Le Covid-19 est en train de bousculer notre Constitution, nos Institutions, nos lois, le droit français… Tout cela est-il assez solide pour tenir ? Nos Institutions sont-elles suffisamment armées face à une telle crise ?

La Constitution de 1958, oui, est suffisamment armée pour faire face à ce type de situation dans la mesure où le Conseil Constitutionnel a jugé en 1985 que le parlement pouvait établir des régimes d’urgence en dehors de ceux prévus à l’article 16 et en dehors de celui prévu à l’article 36 de la Constitution, c’est-à-dire l’état d’urgence. La Constitution prévoit deux situations : l’article 16, pouvoirs exceptionnels et l’article 36, l’état d’urgence. Mais le Conseil Constitutionnel a donné au parlement compétence pour établir le cas échéant des régimes d’urgence autres que ces deux-là. Donc le Conseil Constitutionnel a laissé la possibilité au parlement de réagir à ces situations de crise. C’est ce qu’il a fait lorsqu’il a réactualisé la loi de 1955 sur l’état d’urgence qu’il a utilisée pour la Nouvelle Calédonie en 1984 et 1985, qu’il a réutilisée lors des émeutes des banlieues en 2005 et qu’il a évidemment réutilisée lors des attentats terroristes en 2015. Lors de ces trois événements, la Constitution a permis de gérer cette situation par l’établissement d’un régime d’état d’urgence sur la base de la loi de 1955. Aujourd’hui la Constitution permet au législateur de prévoir et d’établir un nouveau régime d’état d’urgence, l’état d’urgence sanitaire.

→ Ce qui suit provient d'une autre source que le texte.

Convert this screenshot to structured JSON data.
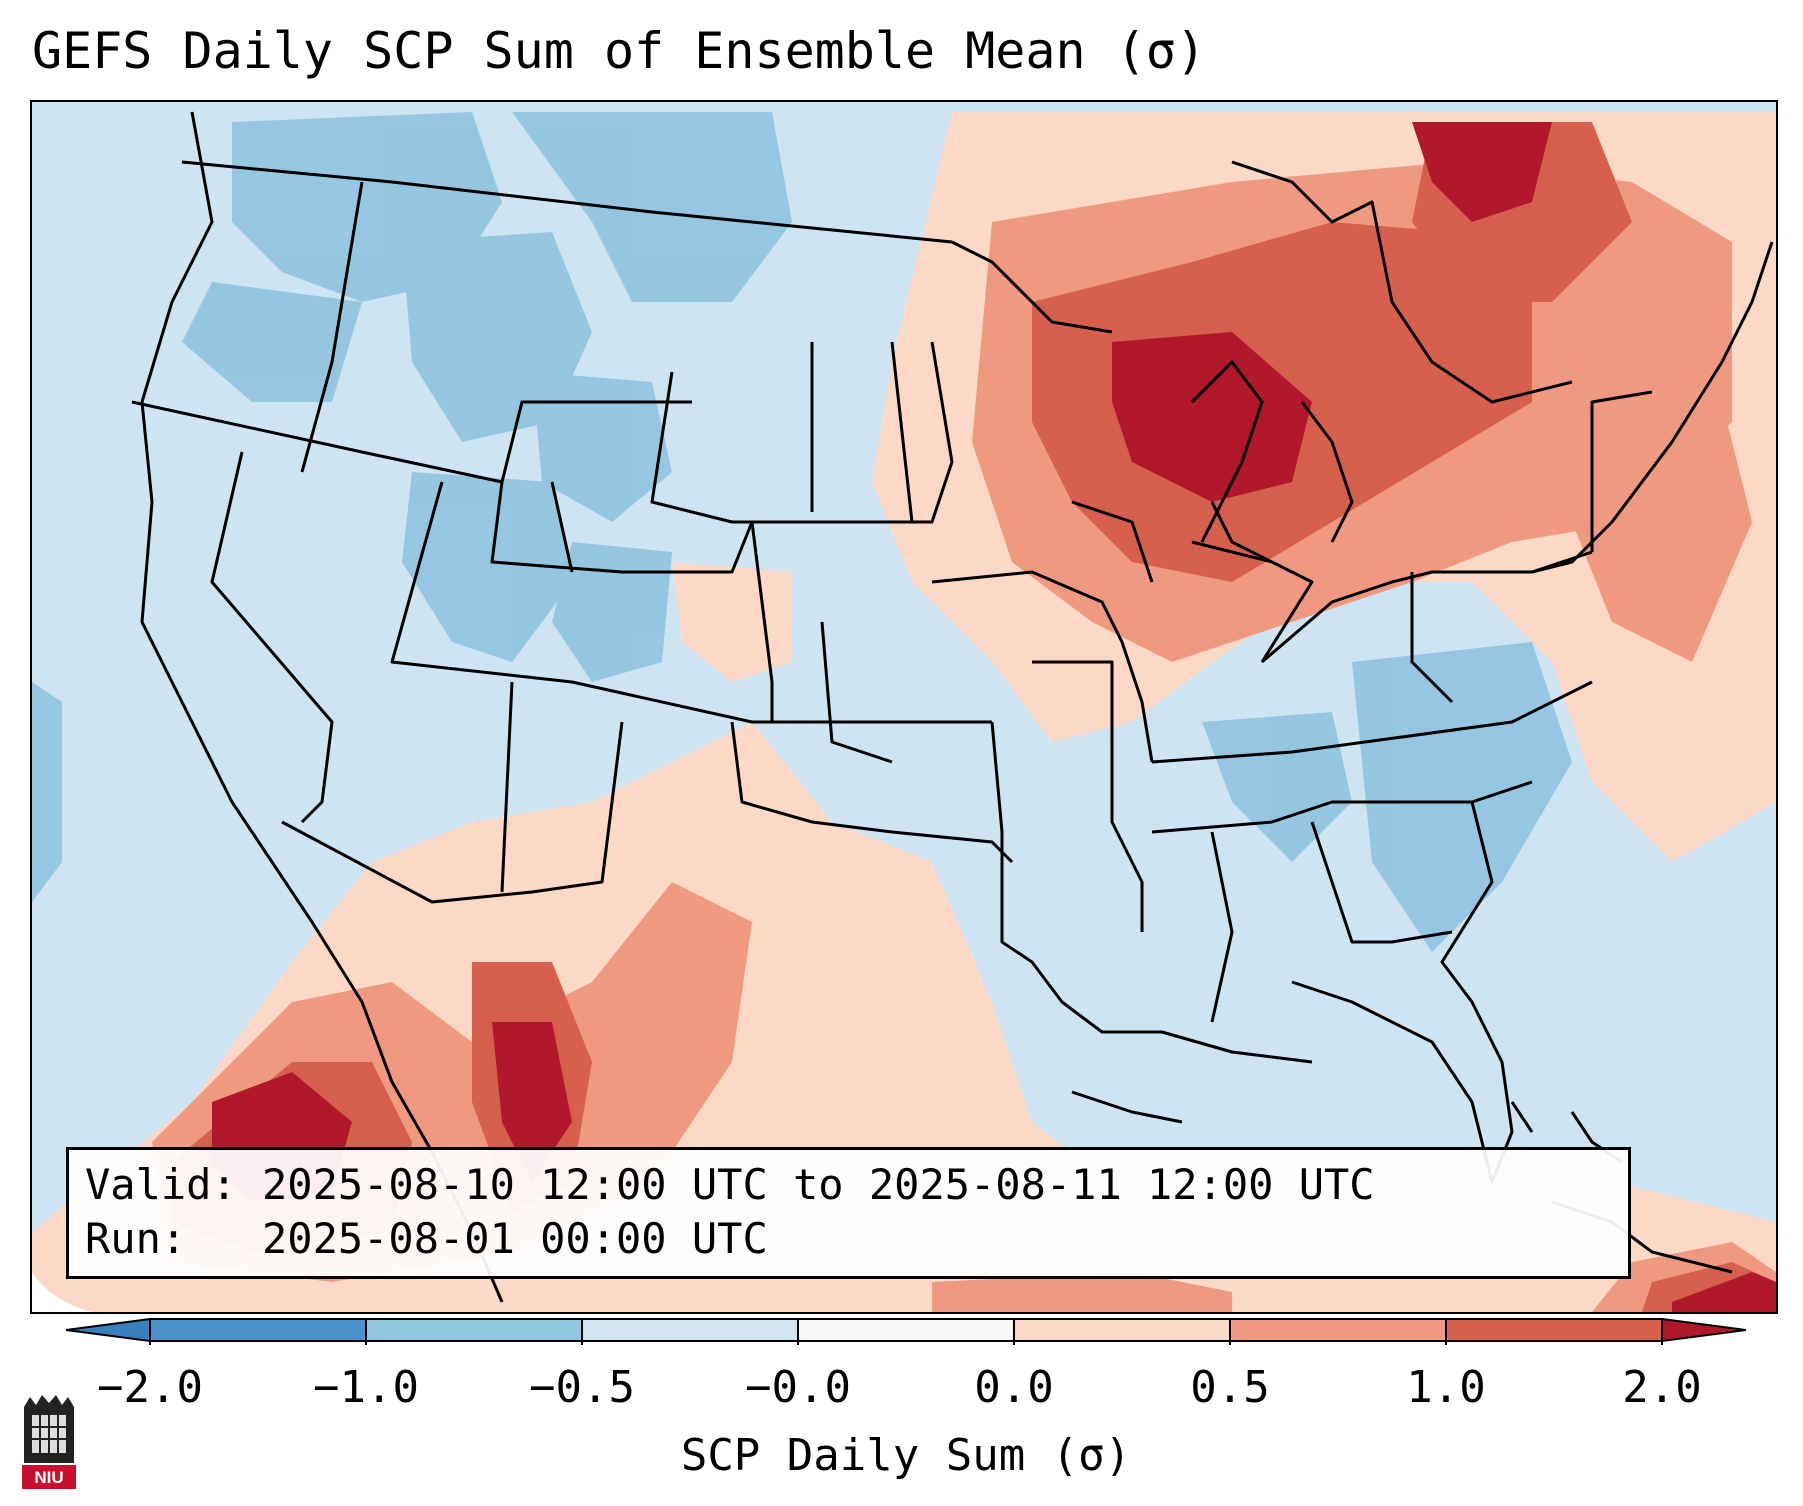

Cette loi sur l’urgence sanitaire vous pose-t-elle question ? Notamment en termes de libertés individuelles ?

Oui, elle me pose question parce que, en l’état actuel de sa rédaction, l’intervention du parlement est très mince par rapport à ce qui était prévu dans l’état d’urgence de 1955. Un exemple : Dans la loi de 1955, c’est-à-dire l’état d’urgence type sécuritaire, le parlement devait autoriser la prolongation de l’état d’urgence au-delà de douze jours. Là, dans la loi actuelle, telle qu’elle a été votée au Sénat, le parlement n’interviendrait qu’au bout de deux mois. Ce qui est, de mon point de vue, excessif. Y compris lorsqu’on compare avec le fameux article 16 que l’on critique beaucoup. L’article 16 prévoit qu’au bout d’un mois, le président de l’Assemblée Nationale et le président du Sénat ont la possibilité de saisir le Conseil Constitutionnel pour qu’il dise si nous sommes toujours en circonstances exceptionnelles. Que l’état d’urgence sanitaire soit décidé par décret en conseil des ministres pour une période de quinze jours, soit ! Mais il faudrait qu’au bout de ces quinze jours le parlement puisse intervenir pour décider s’il est toujours opportun de prolonger l’état d’urgence sanitaire.

Vous voulez dire que l’article 16 aurait été plus protecteur des libertés individuelles ?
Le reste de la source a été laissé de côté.